LETTRE DE CASTOR, ÉVEQUE D'APT

à Cassien, abbé de Marseille

 

Au Seigneur décoré par sa sainteté d'une gloire spéciale, illustre en toute sa vie, distingué par l'honneur du savoir, à Cassien, notre Père, Castor, le dernier des habitants de la terre, offre l'hommage du plus humble de ses serviteurs.

La raison elle-même réclame, ô Père, que ceux qui ne savent point user de la raison et demeurent inhabiles à trouvent aide et secours dans les soins affectueux d'un maître. Hélas ! dans l'état de notre nature déchue, ou ne voit pas chez tous une égale aptitude à se conduire. Il reste néanmoins qu'en acceptant de subir une discipline, l'humanité se met en mesure de conquérir des avantages considérables. Tous les talents ne se rencontrent pas à toutes enseignes; tous ne connaissent pas l'art de combattre. Mais celui-ci se perd justement, qui sait où prendre les biens meilleurs, et néglige de s'en emparer. D'autre part, qu'ils doivent. être ployés à de longs exercices, se fortifier par des travaux multiples et variés, ceux à qui se trouve commise la direction des autres!

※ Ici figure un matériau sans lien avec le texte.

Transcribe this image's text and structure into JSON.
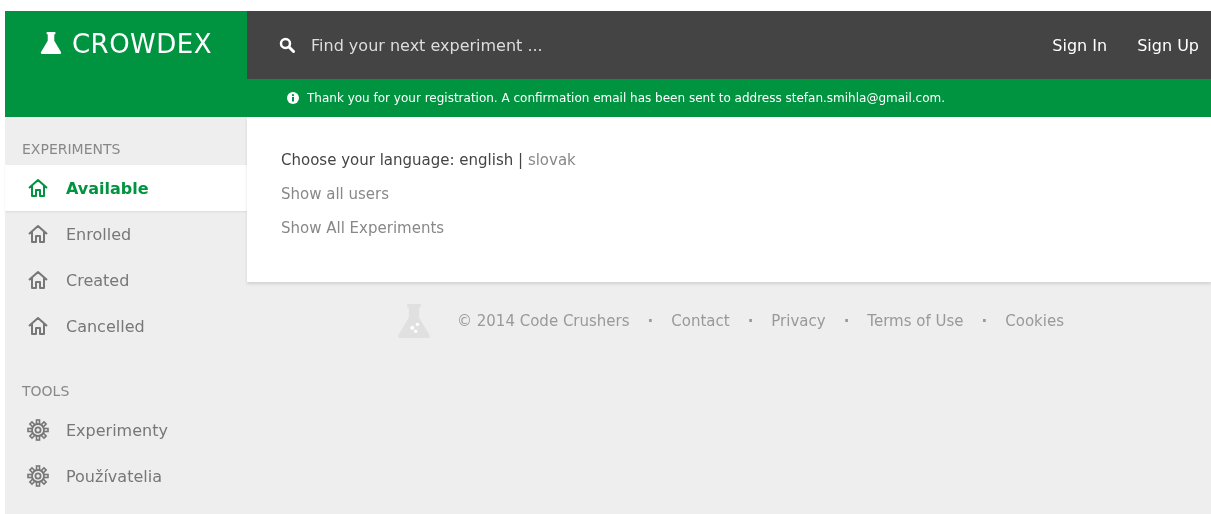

Parfois, le présomptueux succombe par sa témérité, lorsque, ayant de quoi satisfaire, à tous les besoins, son soin indiscret dépense en directions incertaines.

Or, ignorants comme nous le sommes, nous pourrions facilement, par inattention, nous laisser persuader ce qui ne convient pas.

Je viens donc à vous, Père très aimé, avec, toute la charité qui est en moi : que votre abondance inépuisable supplée à notre impuissance ! Les saints exercices auxquels vous présidez aujourd'hui, ont vu croître vos jeunes années et s'ouvrir cette intelligence si remarquable; nous, nous ne sommes que des néophytes, pour qui les pompes du siècle n'ont point perdu leur charme; réveillez-nous par la description de votre vie, ne remettez pas !

Nous vous tenons pour l'homme du monde le mieux instruit de la doctrine des monastères orientaux, particulièrement de ceux de l'Égypte et de la Thébaïde : n'avez-vous pas illustré de votre présence les lieux rendus fameux par la Nativité du Seigneur ? Mais possédant à fond toutes les branches de la science catholique, serait-il convenable que vous nous abandonniez a notre indigence ?

Je le réclame avec instance de votre Paternité : ne refusez pas à notre monastère novice de lui expliquer simplement, telles que les Pères vous les ont apprises, les institutions cénobitiques que vous avez vu s'établir et fleurir par l'Égypte et la Palestine, et que vous faites vous-même observer. Ne différez pas de répandre les flots d'une éloquence douce comme le miel, et d'en abreuver nos coeurs trop longtemps arides, afin que c'en soit fini de la stérilité, et que les fruits de justice abondent.

Je crois que si nous réussissons à faire quelque progrès, si, pour réponse à votre paternel labeur, notre lâcheté peut offrir à Dieu un service moins indigne, vous en aurez une plus belle récompense.

Adieu ! Père des serviteurs de Dieu, et souvenez vous de moi.